No one followed him; Tod and Helen Morris had gone over to inspect their own garden, now, and Norm Schein was busy pulling the protective wrapper from the dredge, preparatory to starting it up.
Back below, Sam Regan hunted up Fran Schein; he found her crouched at the Perky Pat layout which the Morrises and the Scheins maintained together, intent on what she was doing.
Without looking up, Fran said, “We’ve got Perky Pat all the way downtown in her new Ford hardtop convert and parked and a dime in the meter and she’s shopped and now she’s in the analyst’s office reading Fortune. But what does she pay?” She glanced up, smoothed back her long dark hair, and smiled at him. Beyond a doubt Fran was the handsomest and most dramatic person in their collective hovel; he observed this now, and not for anything like the first time.

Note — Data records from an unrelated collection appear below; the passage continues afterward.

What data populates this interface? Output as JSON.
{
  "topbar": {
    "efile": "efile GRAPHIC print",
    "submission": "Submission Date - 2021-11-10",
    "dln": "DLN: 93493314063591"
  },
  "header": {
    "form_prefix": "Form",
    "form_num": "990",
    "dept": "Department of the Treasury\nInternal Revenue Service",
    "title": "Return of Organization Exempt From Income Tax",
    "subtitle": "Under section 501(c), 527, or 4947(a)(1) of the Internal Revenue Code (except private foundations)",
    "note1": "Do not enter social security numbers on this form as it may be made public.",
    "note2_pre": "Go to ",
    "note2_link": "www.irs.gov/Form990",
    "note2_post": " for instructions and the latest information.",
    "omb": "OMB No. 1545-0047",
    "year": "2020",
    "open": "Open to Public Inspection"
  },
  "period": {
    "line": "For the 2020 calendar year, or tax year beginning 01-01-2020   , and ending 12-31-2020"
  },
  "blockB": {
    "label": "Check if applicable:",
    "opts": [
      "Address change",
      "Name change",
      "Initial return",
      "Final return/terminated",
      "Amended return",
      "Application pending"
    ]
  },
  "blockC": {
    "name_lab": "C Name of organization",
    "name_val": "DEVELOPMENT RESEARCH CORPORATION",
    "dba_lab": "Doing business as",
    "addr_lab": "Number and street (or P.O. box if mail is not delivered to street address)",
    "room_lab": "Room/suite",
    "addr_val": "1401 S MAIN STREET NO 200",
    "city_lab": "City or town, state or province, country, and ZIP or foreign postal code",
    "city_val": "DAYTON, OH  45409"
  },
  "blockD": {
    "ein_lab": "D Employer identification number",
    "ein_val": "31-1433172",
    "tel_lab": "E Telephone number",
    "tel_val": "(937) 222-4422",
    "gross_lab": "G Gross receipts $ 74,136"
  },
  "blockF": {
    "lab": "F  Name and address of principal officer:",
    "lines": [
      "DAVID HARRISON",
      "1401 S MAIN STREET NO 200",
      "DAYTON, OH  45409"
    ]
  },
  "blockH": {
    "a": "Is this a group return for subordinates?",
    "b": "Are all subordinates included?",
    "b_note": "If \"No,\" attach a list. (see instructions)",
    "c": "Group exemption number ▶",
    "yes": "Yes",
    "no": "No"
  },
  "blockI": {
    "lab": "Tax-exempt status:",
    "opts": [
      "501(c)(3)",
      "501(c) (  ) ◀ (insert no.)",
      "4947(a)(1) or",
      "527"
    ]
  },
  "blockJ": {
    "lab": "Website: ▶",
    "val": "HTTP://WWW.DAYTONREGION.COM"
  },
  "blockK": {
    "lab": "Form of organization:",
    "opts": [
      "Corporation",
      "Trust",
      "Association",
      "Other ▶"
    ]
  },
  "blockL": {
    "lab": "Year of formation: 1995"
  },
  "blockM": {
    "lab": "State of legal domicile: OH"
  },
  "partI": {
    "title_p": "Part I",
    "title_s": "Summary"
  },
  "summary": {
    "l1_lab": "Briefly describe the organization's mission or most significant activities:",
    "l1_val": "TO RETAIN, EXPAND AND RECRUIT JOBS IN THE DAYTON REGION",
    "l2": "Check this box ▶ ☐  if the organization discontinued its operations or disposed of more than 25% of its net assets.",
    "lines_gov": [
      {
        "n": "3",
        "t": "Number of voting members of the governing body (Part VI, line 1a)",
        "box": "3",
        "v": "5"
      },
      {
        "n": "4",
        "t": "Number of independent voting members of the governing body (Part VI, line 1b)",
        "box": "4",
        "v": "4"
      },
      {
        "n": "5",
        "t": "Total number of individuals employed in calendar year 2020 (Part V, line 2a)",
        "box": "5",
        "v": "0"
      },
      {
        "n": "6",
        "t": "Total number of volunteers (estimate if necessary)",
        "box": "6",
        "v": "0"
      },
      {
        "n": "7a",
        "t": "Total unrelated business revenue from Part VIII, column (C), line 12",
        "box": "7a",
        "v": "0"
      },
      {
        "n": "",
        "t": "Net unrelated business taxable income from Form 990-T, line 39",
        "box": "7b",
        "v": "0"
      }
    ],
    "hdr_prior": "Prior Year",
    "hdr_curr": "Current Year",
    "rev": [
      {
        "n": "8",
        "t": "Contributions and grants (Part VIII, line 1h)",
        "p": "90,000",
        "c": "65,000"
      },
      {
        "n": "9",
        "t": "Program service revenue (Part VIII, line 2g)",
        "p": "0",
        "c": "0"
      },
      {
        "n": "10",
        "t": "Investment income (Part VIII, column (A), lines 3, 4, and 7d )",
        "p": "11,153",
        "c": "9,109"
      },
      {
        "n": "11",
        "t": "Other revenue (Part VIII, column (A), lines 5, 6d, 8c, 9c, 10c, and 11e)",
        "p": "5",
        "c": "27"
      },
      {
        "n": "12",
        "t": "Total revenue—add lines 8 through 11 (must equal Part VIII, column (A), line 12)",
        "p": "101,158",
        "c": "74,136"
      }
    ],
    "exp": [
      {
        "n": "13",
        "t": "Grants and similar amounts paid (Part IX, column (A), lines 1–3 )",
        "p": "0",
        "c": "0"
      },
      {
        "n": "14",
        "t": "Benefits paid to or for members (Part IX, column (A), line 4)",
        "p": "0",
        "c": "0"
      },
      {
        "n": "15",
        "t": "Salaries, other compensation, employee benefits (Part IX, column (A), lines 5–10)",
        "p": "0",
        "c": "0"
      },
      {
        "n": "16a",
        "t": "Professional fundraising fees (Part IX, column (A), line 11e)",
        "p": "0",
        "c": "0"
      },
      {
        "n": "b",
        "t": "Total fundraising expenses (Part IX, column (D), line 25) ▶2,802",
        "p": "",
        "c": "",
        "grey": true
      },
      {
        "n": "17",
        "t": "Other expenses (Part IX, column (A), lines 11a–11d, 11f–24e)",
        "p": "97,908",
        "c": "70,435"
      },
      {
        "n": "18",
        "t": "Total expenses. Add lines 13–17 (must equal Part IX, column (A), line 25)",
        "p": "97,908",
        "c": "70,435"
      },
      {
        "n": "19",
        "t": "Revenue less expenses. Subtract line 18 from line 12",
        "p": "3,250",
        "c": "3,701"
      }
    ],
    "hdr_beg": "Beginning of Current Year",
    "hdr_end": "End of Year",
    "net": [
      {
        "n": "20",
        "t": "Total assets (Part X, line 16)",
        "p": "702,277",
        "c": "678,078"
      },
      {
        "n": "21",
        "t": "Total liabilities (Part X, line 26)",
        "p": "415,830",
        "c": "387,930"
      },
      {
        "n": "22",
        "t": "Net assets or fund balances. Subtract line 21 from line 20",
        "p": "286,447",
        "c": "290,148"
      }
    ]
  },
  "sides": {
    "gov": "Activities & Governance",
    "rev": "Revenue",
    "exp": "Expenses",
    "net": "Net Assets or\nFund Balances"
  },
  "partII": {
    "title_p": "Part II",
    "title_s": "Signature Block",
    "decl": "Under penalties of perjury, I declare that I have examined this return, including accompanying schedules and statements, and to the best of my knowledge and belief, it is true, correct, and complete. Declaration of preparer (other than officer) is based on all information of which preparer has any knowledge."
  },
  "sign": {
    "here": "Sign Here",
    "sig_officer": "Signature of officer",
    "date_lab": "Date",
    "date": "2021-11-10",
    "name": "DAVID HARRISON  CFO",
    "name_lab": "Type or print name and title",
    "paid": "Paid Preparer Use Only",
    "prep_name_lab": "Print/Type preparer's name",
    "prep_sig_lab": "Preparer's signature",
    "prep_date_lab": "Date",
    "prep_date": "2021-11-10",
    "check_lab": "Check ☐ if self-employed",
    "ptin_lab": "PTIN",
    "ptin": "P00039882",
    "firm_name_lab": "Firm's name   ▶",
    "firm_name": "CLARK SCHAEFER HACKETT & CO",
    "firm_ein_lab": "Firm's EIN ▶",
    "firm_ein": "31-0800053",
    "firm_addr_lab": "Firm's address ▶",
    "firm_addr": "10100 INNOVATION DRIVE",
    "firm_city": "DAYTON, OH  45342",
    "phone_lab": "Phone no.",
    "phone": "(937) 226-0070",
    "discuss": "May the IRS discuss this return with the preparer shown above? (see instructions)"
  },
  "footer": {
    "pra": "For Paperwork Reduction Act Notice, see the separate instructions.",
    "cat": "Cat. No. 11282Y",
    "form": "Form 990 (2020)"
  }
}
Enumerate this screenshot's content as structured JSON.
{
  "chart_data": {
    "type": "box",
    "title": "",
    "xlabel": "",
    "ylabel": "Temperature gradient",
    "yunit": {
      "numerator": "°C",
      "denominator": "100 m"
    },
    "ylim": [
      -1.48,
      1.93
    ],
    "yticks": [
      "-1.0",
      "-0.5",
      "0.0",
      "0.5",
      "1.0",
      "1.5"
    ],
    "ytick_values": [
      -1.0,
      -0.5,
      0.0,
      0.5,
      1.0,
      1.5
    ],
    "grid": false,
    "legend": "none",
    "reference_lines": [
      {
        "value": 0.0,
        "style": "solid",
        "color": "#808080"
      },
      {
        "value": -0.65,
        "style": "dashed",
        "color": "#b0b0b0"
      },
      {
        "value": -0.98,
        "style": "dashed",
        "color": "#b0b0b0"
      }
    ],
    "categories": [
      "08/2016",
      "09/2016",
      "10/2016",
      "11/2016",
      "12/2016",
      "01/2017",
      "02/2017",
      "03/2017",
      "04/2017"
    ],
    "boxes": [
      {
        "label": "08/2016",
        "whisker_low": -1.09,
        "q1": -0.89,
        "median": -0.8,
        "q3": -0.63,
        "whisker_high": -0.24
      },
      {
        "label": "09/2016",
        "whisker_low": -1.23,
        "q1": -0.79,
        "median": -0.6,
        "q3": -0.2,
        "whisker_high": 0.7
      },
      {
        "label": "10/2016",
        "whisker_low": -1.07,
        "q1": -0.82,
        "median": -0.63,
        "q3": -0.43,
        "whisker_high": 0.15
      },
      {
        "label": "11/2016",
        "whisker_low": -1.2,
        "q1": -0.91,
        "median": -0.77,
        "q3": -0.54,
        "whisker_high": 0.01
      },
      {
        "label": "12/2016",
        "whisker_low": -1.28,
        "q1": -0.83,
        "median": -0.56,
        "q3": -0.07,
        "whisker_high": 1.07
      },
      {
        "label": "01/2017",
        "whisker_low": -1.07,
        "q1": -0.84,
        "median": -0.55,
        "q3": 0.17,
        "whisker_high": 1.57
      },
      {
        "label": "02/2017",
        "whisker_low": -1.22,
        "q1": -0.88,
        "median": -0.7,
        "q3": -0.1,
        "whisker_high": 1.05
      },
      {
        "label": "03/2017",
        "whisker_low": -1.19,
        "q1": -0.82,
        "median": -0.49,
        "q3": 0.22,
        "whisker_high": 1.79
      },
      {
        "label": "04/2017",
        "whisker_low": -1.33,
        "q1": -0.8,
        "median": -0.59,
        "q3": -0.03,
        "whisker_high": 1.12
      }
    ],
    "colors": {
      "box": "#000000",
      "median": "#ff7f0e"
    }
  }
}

He said, “How can you fuss with that layout and not chew—” He glanced around; the two of them appeared to be alone. Bending down he said softly to her, “Come on and we’ll chew some first-rate Can-D. Like you and I did before. Okay?” His heart labored as he waited for her to answer; recollections of the last time the two of them had been translated in unison made him feel weak.
“Helen Morris will be—”
“No, they’re cranking up the dredge, above. They won’t be back down for an hour.” He took hold of Fran by the hand, led her to her feet. “What arrives in a plain brown wrapper,” he said as he steered her from the compartment out into the corridor, “should be used, not just buried. It gets old and stale. Loses its potency.” And we pay a lot for that potency, he thought morbidly. Too much to let it go to waste. Although some—not in this hovel–claimed that the power to insure translation did not come from the Can-D but from the accuracy of the layout. To him this was a nonsensical view, and yet it had its adherents.
As they hurriedly entered Sam Regan’s compartment Fran said, “I’ll chew in unison with you, Sam, but let’s not do anything while we’re there on Terra that—you know. We wouldn’t do here. I mean, just because we’re Pat and Walt and not ourselves that doesn’t give us license.” She gave him a warning frown, reproving him for his former conduct and for leading her to that yet unasked.
“Then you admit we really go to Earth.” They had argued this point—and it was cardinal—many times in the past. Fran tended to take the position that the translation was one of appearance only, of what the colonists called accidents–the mere outward manifestations of the places and objects involved, not the essences.
“I believe,” Fran said slowly, as she disengaged her fingers from his and stood by the hall door of the compartment, “that whether it’s a play of imagination, of drug-induced hallucination, or an actual translation from Mars to Earth-as-it-was by an agency we know nothing of—”
Again she eyed him sternly. “I think we should abstain. In order not to contaminate the experience of communication.” As she watched him carefully remove the metal bed from the wall and reach, with an elongated hook, into the cavity revealed, she said, “It should be a purifying experience. We lose our fleshly bodies, our corporeality, as they say. And put on imperishable bodies instead, for a time anyhow. Or forever, if you believe as some do that it’s outside of time and space, that it’s eternal. Don’t you agree, Sam?” She sighed. “I know you don’t.”
“Spirituality,” he said with disgust as he fished up the packet of Can-D from its cavity beneath the compartment. “A denial of reality, and what do you get instead? Nothing.”
“I admit,” Fran said as she came closer to watch him open the packet, “that I can’t prove you get anything better back, due to abstention. But I do know this. What you and other sensualists among us don’t realize is that when we chew Can-D and leave our bodies we die. And by dying we lose the weight of—” She hesitated.